Heart of Glass

Someone asked why it is so difficult for the characters in Virginia Woolf’s To The Lighthouse to say they loved one another.


In Hegel, we see that the fundamental human need is not for food, clothing and shelter, but rather for recognition. This basic desire to be acknowledged by the other is what leads to the dialectical struggle between Master and Slave, as well as the combat between nations in Clausewitz. In Marx, it appears as the class struggle between the proletariat and the bourgeoisie. In Woolf’s novel, we see this same sort of total struggle for prestige. However, rather than taking place either in terms of personal or group combat, or of control of the means of production; we see this struggle purified, sublimated (to use Freud’s term) into the form of abstract intellectual struggles and nuanced amorous relations. This is why language and images associated with Medieval Romance and Chivalry appear again and again in Woolf’s novel. Courtship, the very stuff of romance, is always linked to struggle: between knights for possession of a lady, between ladies for possession of a knight, and between a knight and his lady for the dominant position within the relationship. That is why Courtly Love is at its most essential and powerful when it fails to be consummated, when there is always a prior labor to be performed, an obstacle standing between the lover and the beloved. It is precisely becomes our erotic desires cannot be fulfilled that we find it necessary to express them in other, less overtly physical forms. This intrinsic failure at the heart of the erotic is the very thing which allows for the transformation of Desire into Poetry.


One cannot openly avow one’s love for another person in To The Lighthouse precisely because to do so would be to give in to that other’s demand, to surrender one’s own will. And to surrender one’s will, as we see in Clausewitz, in to suffer a greater defeat than to die at the hand of one’s rival. Recall how often James, at the end of the novel, repeats to himself his pledge to resist tyranny to the end. James certainly does not love his father entirely, but then he certainly doesn’t hate him entirely either. Love, to feel it and to express it, is never a simple act. Love is always tied up with rivalry of one sort or another, even between husbands and wives. And the success of the Ramsay’s marriage emerges not despite the aggression and competition which is an inextricable part of their relationship, but as a matter of fact precisely because of it. Woolf’s novel seems, like Spinoza’s Ethics, to argue that even what appear to be the most basic human emotions are in fact always incredibly vexed – the word covers over the thing-in-itself, which is alway less of a thing than a contradiction.
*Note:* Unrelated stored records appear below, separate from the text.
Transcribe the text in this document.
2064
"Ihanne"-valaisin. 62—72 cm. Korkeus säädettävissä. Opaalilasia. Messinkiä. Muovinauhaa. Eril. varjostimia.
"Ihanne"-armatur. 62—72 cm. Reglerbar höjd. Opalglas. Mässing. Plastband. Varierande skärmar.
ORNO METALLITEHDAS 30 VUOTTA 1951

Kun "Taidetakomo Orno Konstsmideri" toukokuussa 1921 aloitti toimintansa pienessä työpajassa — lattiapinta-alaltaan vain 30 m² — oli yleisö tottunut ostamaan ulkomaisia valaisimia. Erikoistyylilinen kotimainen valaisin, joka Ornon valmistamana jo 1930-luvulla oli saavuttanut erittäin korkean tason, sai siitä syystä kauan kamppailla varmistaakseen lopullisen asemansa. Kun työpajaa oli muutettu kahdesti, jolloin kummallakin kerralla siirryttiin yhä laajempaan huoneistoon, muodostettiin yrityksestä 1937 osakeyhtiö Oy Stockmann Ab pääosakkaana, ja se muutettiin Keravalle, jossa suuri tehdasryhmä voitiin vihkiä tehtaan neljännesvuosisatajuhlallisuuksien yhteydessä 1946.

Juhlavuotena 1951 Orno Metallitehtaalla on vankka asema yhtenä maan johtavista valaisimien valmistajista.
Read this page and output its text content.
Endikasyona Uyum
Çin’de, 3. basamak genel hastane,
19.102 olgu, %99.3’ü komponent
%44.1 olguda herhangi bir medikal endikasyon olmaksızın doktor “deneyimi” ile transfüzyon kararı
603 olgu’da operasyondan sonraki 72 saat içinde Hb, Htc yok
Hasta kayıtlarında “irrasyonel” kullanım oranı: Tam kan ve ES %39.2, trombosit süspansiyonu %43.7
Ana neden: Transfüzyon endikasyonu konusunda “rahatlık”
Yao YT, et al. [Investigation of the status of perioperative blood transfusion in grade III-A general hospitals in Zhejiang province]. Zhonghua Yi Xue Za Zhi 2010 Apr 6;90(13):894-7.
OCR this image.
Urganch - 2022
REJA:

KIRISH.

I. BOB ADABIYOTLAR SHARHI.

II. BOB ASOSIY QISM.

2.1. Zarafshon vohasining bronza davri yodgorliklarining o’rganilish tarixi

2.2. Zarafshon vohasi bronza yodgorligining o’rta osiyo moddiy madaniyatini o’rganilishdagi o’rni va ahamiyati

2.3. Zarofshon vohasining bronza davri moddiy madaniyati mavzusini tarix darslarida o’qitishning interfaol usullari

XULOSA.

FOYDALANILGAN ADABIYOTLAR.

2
Love and Hate (just like Truth, Beauty and Justice) are only words we use to mask over the actual complexity and specificity of all our relations.

I will briefly set down the causes, whence are derived those terms styled transcendental, such as Being, Thing, Something. These terms arose from the fact, that the human body, being limited, is only capable of distinctly forming a certain number of images within itself at the same time; if this number be exceeded, the images will begin to be confused; if this number of images, which the body is capable of forming distinctly within itself, be largely exceeded, all will become entirely confused one with another. When the images become quite confused in the body, the mind also imagines all bodies confusedly without any distinction, and will comprehend them, as it were, under one attribute, namely the t of Being, Thing, etc. . . . All may be reduced to this, that these terms [along with other absolutes such as Love, Hate, Justice and Beauty] represent ideas in the highest degree confused. They arise, to wit, from the fact that so many images, for instance, of men, are formed simultaneously in the human mind, that the powers of imagination break down, not indeed utterly, but to the extent that the mind loses track of minutiae.” – Benedict de Spinoza

Of course Spinoza would have us believe all loves – the pure intellectual love of God being the sole exception – are forms of madness. But isn’t that one of Woolf’s central projects in To The Lighthouse, to convince us that madness of this sort, not in any crude state but certainly in its most exquisitely refined forms (Mrs. Ramsey’s or St. Teresa’s), is a highly desirable condition? Madness in real life is unmediated pain. But madness abstracted from life and formally mediated is art.